Environment & Energy
Related: About this forumStuff that makes me optimistic about the future and stuff that does not.
Last edited Fri Jul 26, 2024, 12:43 PM - Edit history (2)
Just rambling here.
Stuff that makes me optimistic:
Vegan, vegetarian, and low meat diets.
We talk about fossil fuels so much we forget that agriculture is the other way humans are destroying the natural environment. This includes turning crops into fossil fuel substitutes like ethanol, biodiesel, or supposedly "green" jet fuels. I oppose factory farm meat and dairy production. It's bad for the environment, it's bad for the workers in those industries, and it's especially bad for the animals.
My wife eats a vegetarian diet, approaching vegan. I'm mostly vegetarian as a means of reducing my environmental footprint. I've learned to cook without meat, and have found good substitutes for meat and dairy products in all my cooking.
I look forward to a time when the most popular burger at the local fast food places are not made of meat. I can already buy such burgers at many of our local fast food places, including McDonalds.

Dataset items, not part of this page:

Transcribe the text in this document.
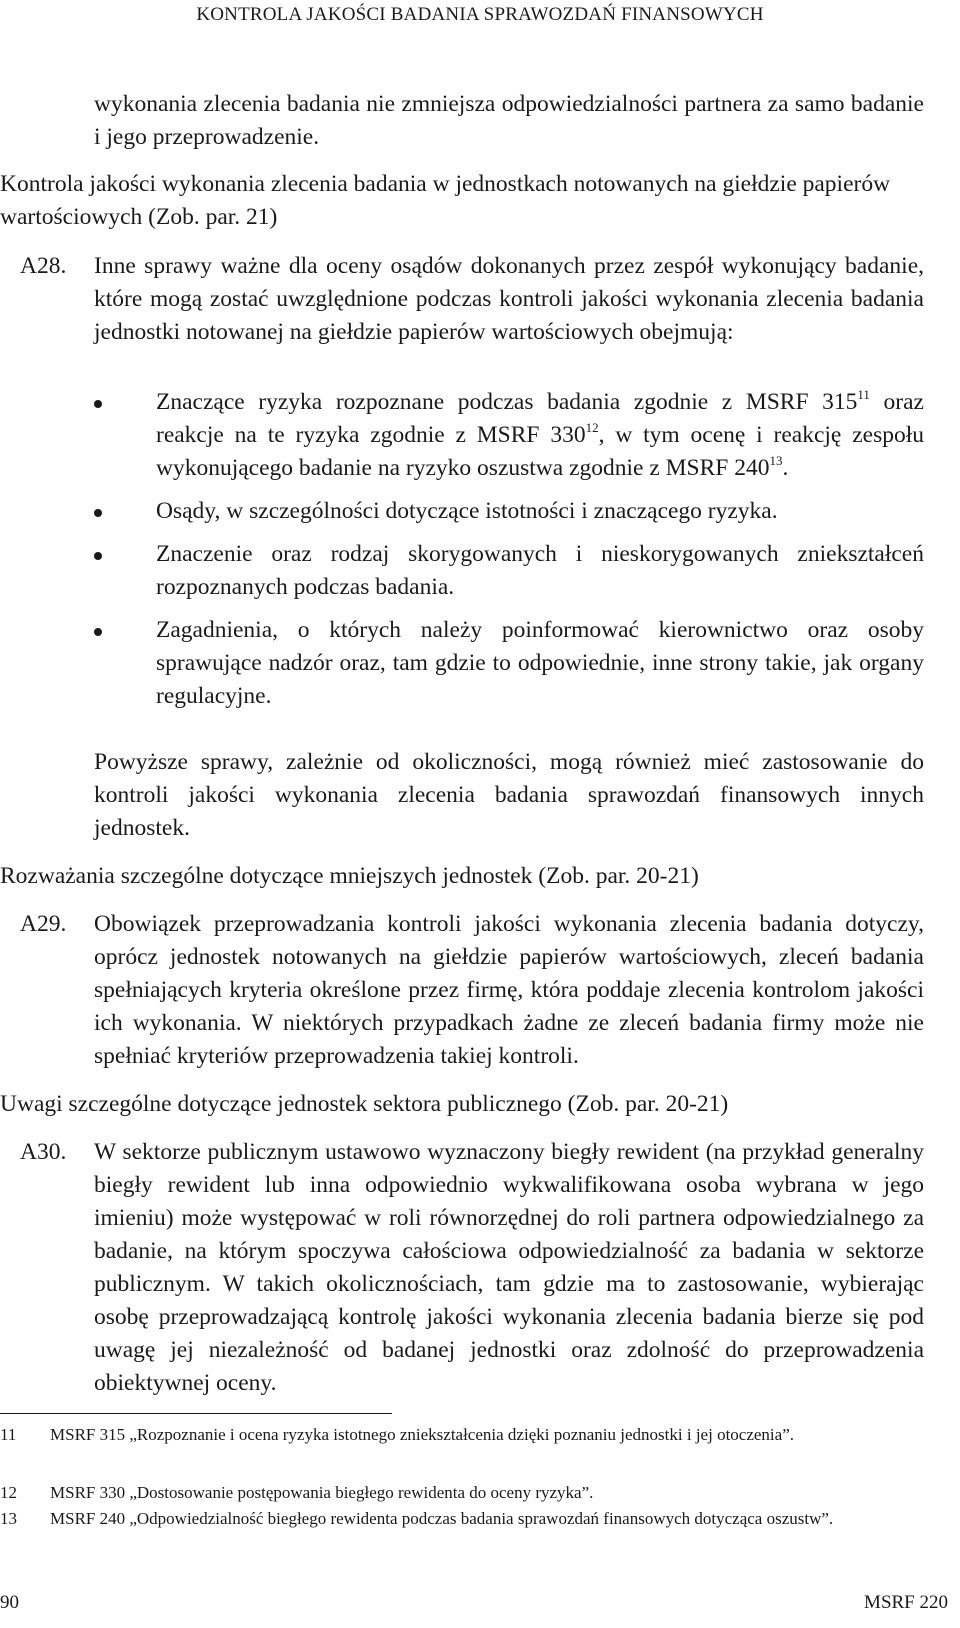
KONTROLA JAKOŚCI BADANIA SPRAWOZDAŃ FINANSOWYCH
wykonania zlecenia badania nie zmniejsza odpowiedzialności partnera za samo badanie i jego przeprowadzenie.
Kontrola jakości wykonania zlecenia badania w jednostkach notowanych na giełdzie papierów wartościowych (Zob. par. 21)
A28. Inne sprawy ważne dla oceny osądów dokonanych przez zespół wykonujący badanie, które mogą zostać uwzględnione podczas kontroli jakości wykonania zlecenia badania jednostki notowanej na giełdzie papierów wartościowych obejmują:
Znaczące ryzyka rozpoznane podczas badania zgodnie z MSRF $315^{11}$ oraz reakcje na te ryzyka zgodnie z MSRF $330^{12}$, w tym ocenę i reakcję zespołu wykonującego badanie na ryzyko oszustwa zgodnie z MSRF $240^{13}$.
Osądy, w szczególności dotyczące istotności i znaczącego ryzyka.
Znaczenie oraz rodzaj skorygowanych i nieskorygowanych zniekształceń rozpoznanych podczas badania.
Zagadnienia, o których należy poinformować kierownictwo oraz osoby sprawujące nadzór oraz, tam gdzie to odpowiednie, inne strony takie, jak organy regulacyjne.
Powyższe sprawy, zależnie od okoliczności, mogą również mieć zastosowanie do kontroli jakości wykonania zlecenia badania sprawozdań finansowych innych jednostek.
Rozważania szczególne dotyczące mniejszych jednostek (Zob. par. 20-21)
A29. Obowiązek przeprowadzania kontroli jakości wykonania zlecenia badania dotyczy, oprócz jednostek notowanych na giełdzie papierów wartościowych, zleceń badania spełniających kryteria określone przez firmę, która poddaje zlecenia kontrolom jakości ich wykonania. W niektórych przypadkach żadne ze zleceń badania firmy może nie spełniać kryteriów przeprowadzenia takiej kontroli.
Uwagi szczególne dotyczące jednostek sektora publicznego (Zob. par. 20-21)
A30. W sektorze publicznym ustawowo wyznaczony biegły rewident (na przykład generalny biegły rewident lub inna odpowiednio wykwalifikowana osoba wybrana w jego imieniu) może występować w roli równorzędnej do roli partnera odpowiedzialnego za badanie, na którym spoczywa całościowa odpowiedzialność za badania w sektorze publicznym. W takich okolicznościach, tam gdzie ma to zastosowanie, wybierając osobę przeprowadzającą kontrolę jakości wykonania zlecenia badania bierze się pod uwagę jej niezależność od badanej jednostki oraz zdolność do przeprowadzenia obiektywnej oceny.
11 MSRF 315 „Rozpoznanie i ocena ryzyka istotnego zniekształcenia dzięki poznaniu jednostki i jej otoczenia”.
12 MSRF 330 „Dostosowanie postępowania biegłego rewidenta do oceny ryzyka”.
13 MSRF 240 „Odpowiedzialność biegłego rewidenta podczas badania sprawozdań finansowych dotycząca oszustw”.
90	MSRF 220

Three positive and proven ways of halting human population growth.
These three ways are the economic and political empowerment of women, easy access to birth control, and realistic sex education. Regressive forces in human societies oppose all three. Pushing back against these forces is the most effective sort of activism any environmentalist can engage in.
Dam removals
Dam removals and the restoration of formerly wild rivers makes me happy.

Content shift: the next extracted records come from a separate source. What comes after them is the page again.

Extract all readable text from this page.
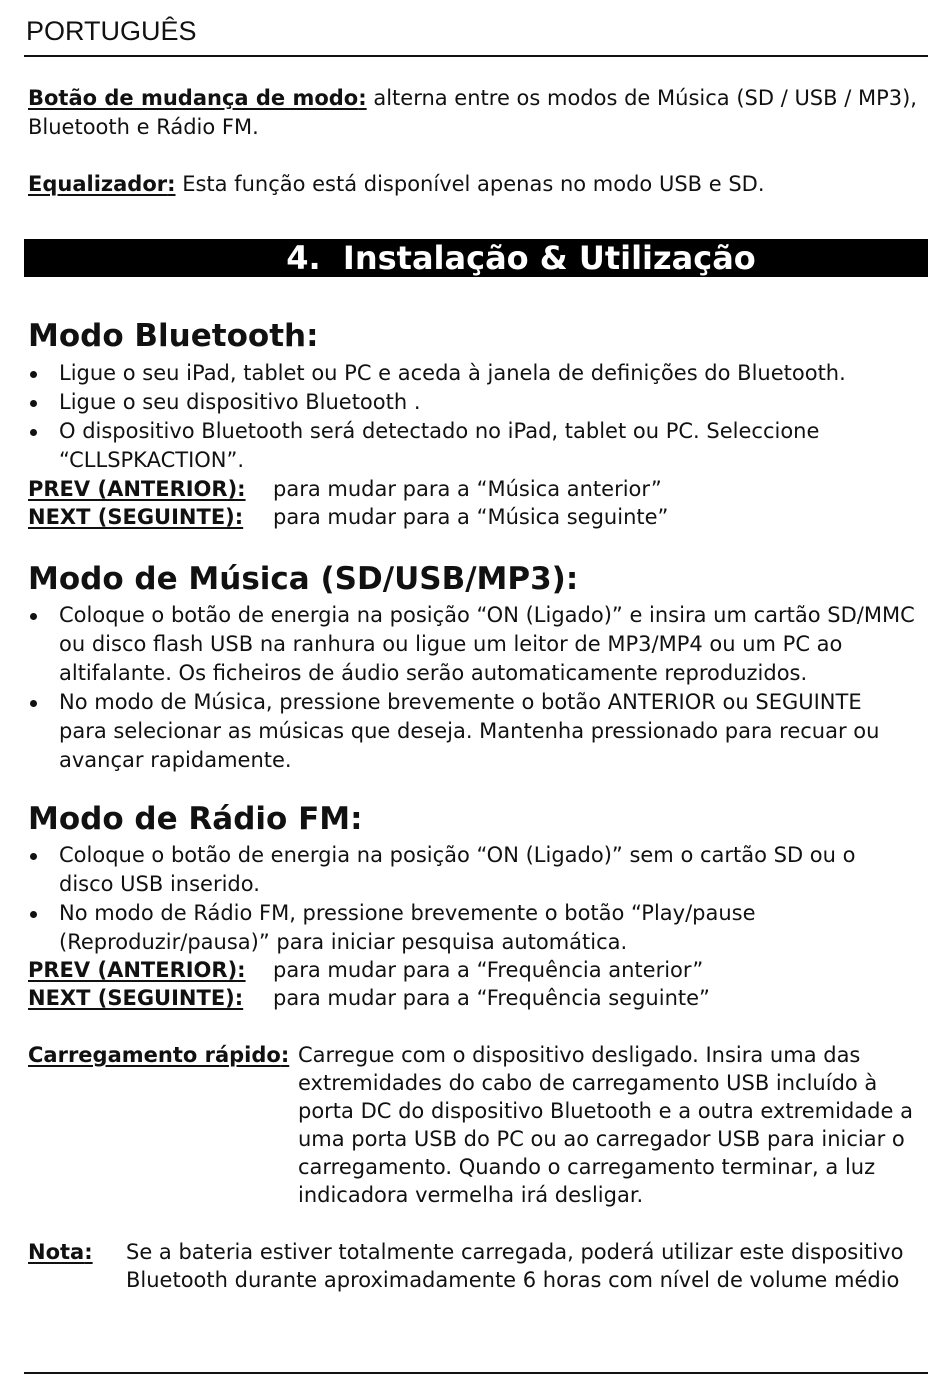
PORTUGUÊS
Botão de mudança de modo: alterna entre os modos de Música (SD / USB / MP3), Bluetooth e Rádio FM.
Equalizador: Esta função está disponível apenas no modo USB e SD.
4.  Instalação & Utilização
Modo Bluetooth:
Ligue o seu iPad, tablet ou PC e aceda à janela de definições do Bluetooth.
Ligue o seu dispositivo Bluetooth .
O dispositivo Bluetooth será detectado no iPad, tablet ou PC. Seleccione “CLLSPKACTION”.
PREV (ANTERIOR): para mudar para a “Música anterior”
NEXT (SEGUINTE): para mudar para a “Música seguinte”
Modo de Música (SD/USB/MP3):
Coloque o botão de energia na posição “ON (Ligado)” e insira um cartão SD/MMC ou disco flash USB na ranhura ou ligue um leitor de MP3/MP4 ou um PC ao altifalante. Os ficheiros de áudio serão automaticamente reproduzidos.
No modo de Música, pressione brevemente o botão ANTERIOR ou SEGUINTE para selecionar as músicas que deseja. Mantenha pressionado para recuar ou avançar rapidamente.
Modo de Rádio FM:
Coloque o botão de energia na posição “ON (Ligado)” sem o cartão SD ou o disco USB inserido.
No modo de Rádio FM, pressione brevemente o botão “Play/pause (Reproduzir/pausa)” para iniciar pesquisa automática.
PREV (ANTERIOR): para mudar para a “Frequência anterior”
NEXT (SEGUINTE): para mudar para a “Frequência seguinte”
Carregamento rápido: Carregue com o dispositivo desligado. Insira uma das extremidades do cabo de carregamento USB incluído à porta DC do dispositivo Bluetooth e a outra extremidade a uma porta USB do PC ou ao carregador USB para iniciar o carregamento. Quando o carregamento terminar, a luz indicadora vermelha irá desligar.
Nota: Se a bateria estiver totalmente carregada, poderá utilizar este dispositivo Bluetooth durante aproximadamente 6 horas com nível de volume médio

Maybe someday soon we can tear down the dams at Hetch Hetchy and Glen Canyon instead of leaving them as potential time bombs for future generations to deal with.

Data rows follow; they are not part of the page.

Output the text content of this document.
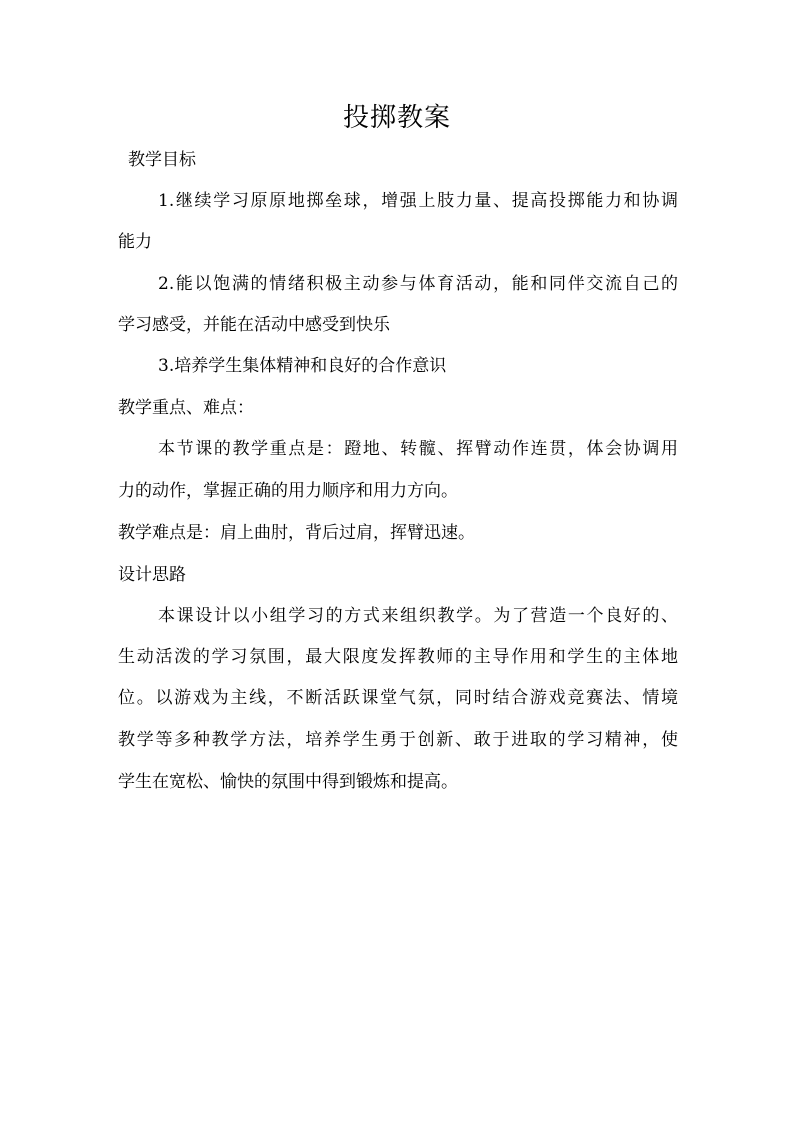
投掷教案
教学目标
1.继续学习原原地掷垒球，增强上肢力量、提高投掷能力和协调
能力
2.能以饱满的情绪积极主动参与体育活动，能和同伴交流自己的
学习感受，并能在活动中感受到快乐
3.培养学生集体精神和良好的合作意识
教学重点、难点：
本节课的教学重点是：蹬地、转髋、挥臂动作连贯，体会协调用
力的动作，掌握正确的用力顺序和用力方向。
教学难点是：肩上曲肘，背后过肩，挥臂迅速。
设计思路
本课设计以小组学习的方式来组织教学。为了营造一个良好的、
生动活泼的学习氛围，最大限度发挥教师的主导作用和学生的主体地
位。以游戏为主线，不断活跃课堂气氛，同时结合游戏竞赛法、情境
教学等多种教学方法，培养学生勇于创新、敢于进取的学习精神，使
学生在宽松、愉快的氛围中得到锻炼和提高。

Alas there are some people who would build even more dams to support their renewable energy follies.
Important technologies
Plastic pipe is one not often talked about. With that we can bring clean water and indoor plumbing to everyone in the world. We can also carry away wastewater. There are eight billion people on earth. Other forms of plumbing, especially copper, have huge environmental footprints.
Nuclear power is the only energy resource capable of displacing fossil fuels entirely. High temperature reactors would be well suited to the synthesis of nitrogen fertilizers and plastics with neutral, or even negative, carbon dioxide emissions. We've probably passed the point where organic farming can feed all eight billion of us. That doesn't mean we currently use the nitrogen fertilizers we produce using fossil fuels wisely. Nuclear power can also be used to desalinate water.
Electric high speed rail can replace fossil fueled airliners for trips of less than 500 miles and its a lot more comfortable too.
Stuff that does not make me optimistic about the future.
And then there are the ugly, the "green" distractions that will only prolong our use of fossil fuels and further damage whatever is left of the natural environment as we know it:
- Electric cars.
This planet cannot support a car for every adult human, no matter what those cars are powered by. It's not just the cars, it's the expensive infrastructure that supports our car cultures as well. We ought to be rebuilding our cities, turning them into attractive affordable places where car ownership is unnecessary.
- Large scale wind and solar developments on previously undeveloped land.
These will not "save the world" as they are entirely dependent on fossil fuels for their economic viability and will only prolong our use of them. "We had to destroy the environment in order to save it!" is not an ethical position.
East of Denver, Colorado, I've noticed the scars left on the land by wind development look pretty much the same as the scars left by gas development.
The wind, solar, and natural gas industries coexist in a morbid symbiosis. The wind and solar enthusiasts like to pretend this isn't so.
- Fusion power
For various reasons, some of them still unknown, fusion may never be a practical energy resource. The world burns as we wait for some miracle that never comes
- Batteries.
Even if batteries were as cheap as dirt the number of them required to support a modern electric grid at even 99% reliability through times of no sun and no wind is entirely ludicrous. (And 99% is more than three days a year without electricity.)
Wealthy people might live unattached to the electric grid with their huge solar arrays, battery packs, wood stoves, and stand-by fossil fuel generators, but they never explain how all eight billion of us could do that. The problems of wind and solar power are largely the same at any scale, from a tiny house to a national electric grid.
- Conservation
Try explaining that to someone who can't afford shoes, let alone a bicycle. If we choose to avoid a great die-off of the human population we'll need more energy, not less.